Die weiteren Ausführungen des BVerfG machen hingegen deutlich, dass die Karlsruher Richterinnen und Richter keine unzulässige Diskriminierung im Vergleich zu Schülerinnen und Schülern ohne Behinderung erkennen, deren Rechtschreibleistungen im Abiturzeugnis bewertet wurden. Die Benachteiligung, die sich aus der Bemerkung über die Nichtbewertung ergebe, weil die Adressaten von Abiturzeugnissen daraus den Schluss ziehen würden, dass der Zeugnisinhaber insoweit Defizite aufweist, hält das BVerfG für geeignet und erforderlich, das verfassungsrechtliche Ziel eines leistungsbezogen chancengleichen Zugangs zu Ausbildung und Beruf zu fördern. Sie seien auch grundsätzlich angemessen. Dafür werfen die Verfassungsrichterinnen und -richter auch in die Waagschale, dass es den Schülerinnen und Schülern mit ihren Eltern überlassen ist, ob sie beantragen, dass die Rechtschreibleistung nicht bewertet wird.

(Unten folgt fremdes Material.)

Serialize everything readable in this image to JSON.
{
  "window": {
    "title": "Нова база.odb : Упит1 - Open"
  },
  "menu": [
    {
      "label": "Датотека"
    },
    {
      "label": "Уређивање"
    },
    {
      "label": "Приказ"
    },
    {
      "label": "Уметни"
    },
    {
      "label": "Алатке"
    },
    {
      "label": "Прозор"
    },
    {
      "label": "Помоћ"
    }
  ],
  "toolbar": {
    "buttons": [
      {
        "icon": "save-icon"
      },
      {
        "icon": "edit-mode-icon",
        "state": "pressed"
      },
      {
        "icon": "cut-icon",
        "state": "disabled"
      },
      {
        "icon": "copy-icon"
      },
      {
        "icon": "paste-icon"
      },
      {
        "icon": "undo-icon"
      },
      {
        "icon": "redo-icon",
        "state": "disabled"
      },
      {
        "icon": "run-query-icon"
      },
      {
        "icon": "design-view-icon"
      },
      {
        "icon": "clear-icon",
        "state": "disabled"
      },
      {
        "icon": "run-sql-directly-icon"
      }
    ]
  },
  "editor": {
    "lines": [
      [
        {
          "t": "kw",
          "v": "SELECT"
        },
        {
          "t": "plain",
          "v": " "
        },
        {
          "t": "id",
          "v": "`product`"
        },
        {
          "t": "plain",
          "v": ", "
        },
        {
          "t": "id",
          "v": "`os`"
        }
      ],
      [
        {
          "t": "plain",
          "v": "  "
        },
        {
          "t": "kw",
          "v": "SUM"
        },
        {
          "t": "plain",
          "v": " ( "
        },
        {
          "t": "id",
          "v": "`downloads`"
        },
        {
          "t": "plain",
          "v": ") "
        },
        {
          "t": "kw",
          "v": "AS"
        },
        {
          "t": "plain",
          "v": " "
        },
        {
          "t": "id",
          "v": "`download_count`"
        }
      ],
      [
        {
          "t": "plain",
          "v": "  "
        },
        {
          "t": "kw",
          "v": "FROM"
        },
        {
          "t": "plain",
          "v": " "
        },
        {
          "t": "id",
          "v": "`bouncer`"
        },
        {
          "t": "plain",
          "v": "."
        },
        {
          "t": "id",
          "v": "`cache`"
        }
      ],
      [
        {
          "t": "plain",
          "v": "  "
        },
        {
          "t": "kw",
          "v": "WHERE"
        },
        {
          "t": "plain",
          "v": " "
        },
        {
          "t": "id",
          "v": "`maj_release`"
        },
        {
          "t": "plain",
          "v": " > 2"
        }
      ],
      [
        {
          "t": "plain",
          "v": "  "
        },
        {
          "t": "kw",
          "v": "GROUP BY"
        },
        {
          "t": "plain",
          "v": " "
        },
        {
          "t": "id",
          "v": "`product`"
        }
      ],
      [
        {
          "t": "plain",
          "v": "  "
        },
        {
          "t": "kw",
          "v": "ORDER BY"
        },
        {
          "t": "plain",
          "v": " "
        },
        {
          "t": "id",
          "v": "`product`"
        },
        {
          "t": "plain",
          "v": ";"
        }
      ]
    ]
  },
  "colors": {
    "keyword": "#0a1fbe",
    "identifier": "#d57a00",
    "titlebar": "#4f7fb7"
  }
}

Vor allem stellt der Senat aber darauf ab, dass das Abitur, dem der Gesetzgeber die allgemeine Hochschulreife beimesse, als breiter, allgemeiner Qualifikationsnachweis angelegt sei. Ohne einen solchen Vermerk über die Nichtberücksichtigung der Rechtschreibleistungen müsste man annehmen, dass alle Prüfungsteilnehmerinnen und -teilnehmer dieselben schulischen Kenntnisse erworben hätten, weil sie nach denselben Maßstäben bewertet worden wären. Das Abiturzeugnis wäre unwahr.
Das öffentliche Interesse daran, dass alle Schulabgänger eines Landes gleiche Chancen auf einen Zugang zu Ausbildung und Beruf bekommen, der ihren schulischen Leistungen entspricht, wäre ohne einen Vermerk im Abschlusszeugnis über eine ansonsten nicht erkennbare Nichtbewertung beeinträchtigt. Dieses öffentliche Interesse daran, transparent die tatsächlich erbrachten Leistungen erkennen zu können, überwiege grundsätzlich das Interesse der Betroffenen daran, nicht dadurch benachteiligt zu werden, dass in ihrem Abiturzeugnis steht, welche Leistung sie wegen ihrer Behinderung nicht erbracht haben. Nur dann eben, wenn ausschließlich diejenigen mit einer Lese-Rechtschreibstörung einen solchen Vermerk ins Zeugnis bekommen, nicht aber andere Schülerinnen und Schüler, die aus anderen Gründen ebenfalls teilweise nicht bewertet wurden, wie das im Jahr 2010 in Bayern der Fall war, sei diese Benachteiligung nicht zumutbar.